Vinegar has been a kitchen staple for centuries, but recently, it’s become one of the most popular pantry items out there. Head to a bar, and there’s likely a shrub on the menu. Or scan TikTok, find anyone talking about cottagecore, and maybe they’re making their own vinegar.
But the vinegar trend goes beyond restaurants and social media: Brands are getting in on the action, too. There’s Acid League, which makes artisanal vinegars, Pineapple Collaborative, which sells apple cider vinegar made in California, and even the trendy olive oil company Brightland is in on the action (not to mention we have some great ones in our shop, too).
So why vinegar and why now? Well, according to Atara Bernstein, Co-Founder of Pineapple Collaborative, there are a few different explanations.
One, she says, is the “aesthetic quality of vinegar.” She points to foods like tofu, tempeh, and other “hippie foods” becoming popular because of a nostalgia for “70s culture,” in the food space.
It certainly does look good: Browse any collection of bottles from Acid League or the like, and you’ll find beautiful bottles worthy of displaying on your kitchen counter.
Of course, though, it can’t all be aesthetics. Bernstein points to another reason for its uptick in popularity. “Vinegar is tapping into the zeitgeist is as a response to the pandemic,” she says. “People are really interested in homestead and cottagecore, and people really want to preserve their own food and give back to the land.” Not only does vinegar help reduce waste through pickling and preservation, but it’s also an activity to try at home: After all, it’s fairly easy to brew your own batch.
There are a few additional reasons Bernstein points to, as well. First, the economy. Food and grocery items across the board are getting more expensive, and vinegar is relatively inexpensive. Second is the potential for a medicinal or health benefit. “[Vinegar] is great for people trying to focus on preventive health. It helps with gut health and digestive health because of the probiotics in it,” she says.

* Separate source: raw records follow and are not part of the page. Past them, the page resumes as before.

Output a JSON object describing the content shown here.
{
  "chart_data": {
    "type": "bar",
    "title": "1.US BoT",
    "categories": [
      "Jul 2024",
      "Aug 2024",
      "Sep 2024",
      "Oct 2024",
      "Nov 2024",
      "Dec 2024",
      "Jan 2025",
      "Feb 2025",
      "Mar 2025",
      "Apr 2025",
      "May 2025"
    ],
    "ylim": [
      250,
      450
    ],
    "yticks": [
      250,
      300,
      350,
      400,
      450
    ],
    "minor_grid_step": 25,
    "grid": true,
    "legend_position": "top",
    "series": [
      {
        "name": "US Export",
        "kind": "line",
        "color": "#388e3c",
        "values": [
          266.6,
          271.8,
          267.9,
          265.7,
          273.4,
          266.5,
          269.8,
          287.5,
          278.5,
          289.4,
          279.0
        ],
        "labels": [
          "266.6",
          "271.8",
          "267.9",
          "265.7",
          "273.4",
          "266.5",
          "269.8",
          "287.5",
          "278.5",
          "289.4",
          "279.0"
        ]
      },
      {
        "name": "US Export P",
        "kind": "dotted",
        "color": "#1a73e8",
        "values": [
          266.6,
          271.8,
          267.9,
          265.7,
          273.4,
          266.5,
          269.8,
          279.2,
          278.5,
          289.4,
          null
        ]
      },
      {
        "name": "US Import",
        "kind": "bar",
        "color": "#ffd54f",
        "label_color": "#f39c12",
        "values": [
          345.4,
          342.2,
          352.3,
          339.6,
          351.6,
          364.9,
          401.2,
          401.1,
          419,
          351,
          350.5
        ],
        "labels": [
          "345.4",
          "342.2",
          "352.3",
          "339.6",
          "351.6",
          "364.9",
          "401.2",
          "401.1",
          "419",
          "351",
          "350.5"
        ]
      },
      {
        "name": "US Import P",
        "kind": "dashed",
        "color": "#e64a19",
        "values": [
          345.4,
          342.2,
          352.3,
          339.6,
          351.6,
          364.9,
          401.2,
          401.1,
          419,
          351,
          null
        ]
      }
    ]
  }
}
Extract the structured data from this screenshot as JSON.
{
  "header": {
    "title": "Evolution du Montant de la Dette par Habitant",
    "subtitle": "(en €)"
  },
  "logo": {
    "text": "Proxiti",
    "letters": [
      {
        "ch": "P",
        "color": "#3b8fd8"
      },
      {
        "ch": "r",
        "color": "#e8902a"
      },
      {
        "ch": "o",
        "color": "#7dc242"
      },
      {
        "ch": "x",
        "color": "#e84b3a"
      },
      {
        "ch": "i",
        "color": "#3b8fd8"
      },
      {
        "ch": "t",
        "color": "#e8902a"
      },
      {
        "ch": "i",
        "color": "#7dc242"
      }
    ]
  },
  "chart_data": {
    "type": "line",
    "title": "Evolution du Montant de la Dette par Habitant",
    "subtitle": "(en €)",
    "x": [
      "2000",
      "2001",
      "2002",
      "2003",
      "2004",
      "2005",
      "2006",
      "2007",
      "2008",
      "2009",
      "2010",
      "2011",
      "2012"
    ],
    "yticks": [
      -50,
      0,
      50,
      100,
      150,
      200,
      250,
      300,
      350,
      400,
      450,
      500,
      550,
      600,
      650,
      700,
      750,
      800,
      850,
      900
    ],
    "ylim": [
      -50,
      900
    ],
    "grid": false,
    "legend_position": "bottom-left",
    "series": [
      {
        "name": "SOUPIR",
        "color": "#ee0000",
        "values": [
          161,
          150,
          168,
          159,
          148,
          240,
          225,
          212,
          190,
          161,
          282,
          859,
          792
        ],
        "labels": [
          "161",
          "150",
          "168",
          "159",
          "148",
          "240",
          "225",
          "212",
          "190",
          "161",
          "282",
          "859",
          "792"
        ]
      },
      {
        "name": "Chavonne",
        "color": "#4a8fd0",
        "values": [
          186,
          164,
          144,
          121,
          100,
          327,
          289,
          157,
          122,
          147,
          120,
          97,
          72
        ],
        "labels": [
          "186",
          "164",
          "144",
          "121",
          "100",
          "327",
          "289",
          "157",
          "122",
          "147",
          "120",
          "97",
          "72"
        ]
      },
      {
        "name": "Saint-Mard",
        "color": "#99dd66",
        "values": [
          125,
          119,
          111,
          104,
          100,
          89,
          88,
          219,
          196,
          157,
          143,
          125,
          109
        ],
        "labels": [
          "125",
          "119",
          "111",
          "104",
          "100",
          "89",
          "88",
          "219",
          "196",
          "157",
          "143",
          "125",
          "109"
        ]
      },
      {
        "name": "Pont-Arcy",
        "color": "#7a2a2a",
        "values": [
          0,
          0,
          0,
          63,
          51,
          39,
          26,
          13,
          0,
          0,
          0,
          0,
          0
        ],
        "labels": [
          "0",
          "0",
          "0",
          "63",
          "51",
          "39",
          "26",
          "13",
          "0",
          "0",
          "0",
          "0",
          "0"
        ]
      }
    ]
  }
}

Lauren Ralph, who runs a cooking Instagram, agrees, adding that she loves using Acid League’s different vinegars for their purported gut health benefits. “They use raw and unfiltered [vinegar], making it a great source of prebiotics,” she explains.

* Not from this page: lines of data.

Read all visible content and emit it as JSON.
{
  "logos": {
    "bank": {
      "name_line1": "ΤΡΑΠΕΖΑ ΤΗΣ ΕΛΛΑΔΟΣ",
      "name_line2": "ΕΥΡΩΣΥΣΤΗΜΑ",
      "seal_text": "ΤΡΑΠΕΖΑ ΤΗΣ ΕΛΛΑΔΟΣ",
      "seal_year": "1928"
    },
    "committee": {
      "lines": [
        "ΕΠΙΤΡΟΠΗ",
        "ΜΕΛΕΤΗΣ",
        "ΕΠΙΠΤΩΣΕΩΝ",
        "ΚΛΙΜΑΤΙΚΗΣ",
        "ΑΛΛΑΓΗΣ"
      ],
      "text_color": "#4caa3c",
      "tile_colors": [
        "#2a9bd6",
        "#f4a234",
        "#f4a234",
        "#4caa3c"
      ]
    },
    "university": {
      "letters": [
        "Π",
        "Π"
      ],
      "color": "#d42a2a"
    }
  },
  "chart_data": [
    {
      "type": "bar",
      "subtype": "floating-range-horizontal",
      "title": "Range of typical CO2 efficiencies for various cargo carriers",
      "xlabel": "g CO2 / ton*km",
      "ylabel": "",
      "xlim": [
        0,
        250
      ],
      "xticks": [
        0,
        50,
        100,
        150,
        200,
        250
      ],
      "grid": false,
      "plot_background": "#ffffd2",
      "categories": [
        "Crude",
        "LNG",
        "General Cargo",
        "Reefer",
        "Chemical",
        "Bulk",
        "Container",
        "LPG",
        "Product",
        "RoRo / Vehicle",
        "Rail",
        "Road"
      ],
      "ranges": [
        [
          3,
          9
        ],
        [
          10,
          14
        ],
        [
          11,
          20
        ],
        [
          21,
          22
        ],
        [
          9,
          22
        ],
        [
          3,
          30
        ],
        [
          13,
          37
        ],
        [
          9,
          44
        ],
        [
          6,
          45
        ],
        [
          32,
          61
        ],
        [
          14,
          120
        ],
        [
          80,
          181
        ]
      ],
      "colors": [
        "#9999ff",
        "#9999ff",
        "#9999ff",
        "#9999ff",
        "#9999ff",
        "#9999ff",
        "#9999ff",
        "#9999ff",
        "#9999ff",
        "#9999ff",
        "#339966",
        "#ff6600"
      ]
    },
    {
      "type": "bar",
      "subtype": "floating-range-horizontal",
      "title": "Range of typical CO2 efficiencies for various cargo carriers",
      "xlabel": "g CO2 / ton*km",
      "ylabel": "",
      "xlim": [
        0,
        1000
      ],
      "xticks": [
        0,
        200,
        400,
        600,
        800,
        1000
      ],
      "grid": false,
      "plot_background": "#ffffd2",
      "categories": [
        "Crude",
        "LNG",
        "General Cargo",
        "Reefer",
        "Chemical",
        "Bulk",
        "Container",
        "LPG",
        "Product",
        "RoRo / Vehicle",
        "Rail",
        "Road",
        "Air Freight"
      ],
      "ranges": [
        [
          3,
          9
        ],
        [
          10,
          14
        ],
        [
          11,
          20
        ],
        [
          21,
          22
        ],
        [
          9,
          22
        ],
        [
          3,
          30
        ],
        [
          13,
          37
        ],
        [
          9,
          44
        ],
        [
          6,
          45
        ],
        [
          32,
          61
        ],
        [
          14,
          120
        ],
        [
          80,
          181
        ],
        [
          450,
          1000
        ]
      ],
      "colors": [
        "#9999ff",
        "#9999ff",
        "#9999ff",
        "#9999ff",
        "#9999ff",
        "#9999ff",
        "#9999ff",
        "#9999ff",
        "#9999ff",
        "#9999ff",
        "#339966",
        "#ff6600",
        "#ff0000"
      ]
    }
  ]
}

So perhaps it’s a combination of all of the factors that makes vinegar so powerful, plus one more: its delicious taste.
For Emily Kate Johnson, Owner/Operator of Nostalgia Room in Lawrence, Kansas, vinegar is both a way to add rich flavor and to uplift great craftspeople. At Nostalgia Room, Johnson uses Acid League’s Rosé Living Vinegar in a cocktail called Lola’s Lace and finds that it helps add “depth and complexity,” especially in drinks with little-to-no alcohol. “It gives an acidic bite that can be missing when you don’t have a 90-proof spirit to base a drink on,” she says.
The bottom line is clear: Vinegar has been here for centuries, and it isn’t going anywhere, anytime soon.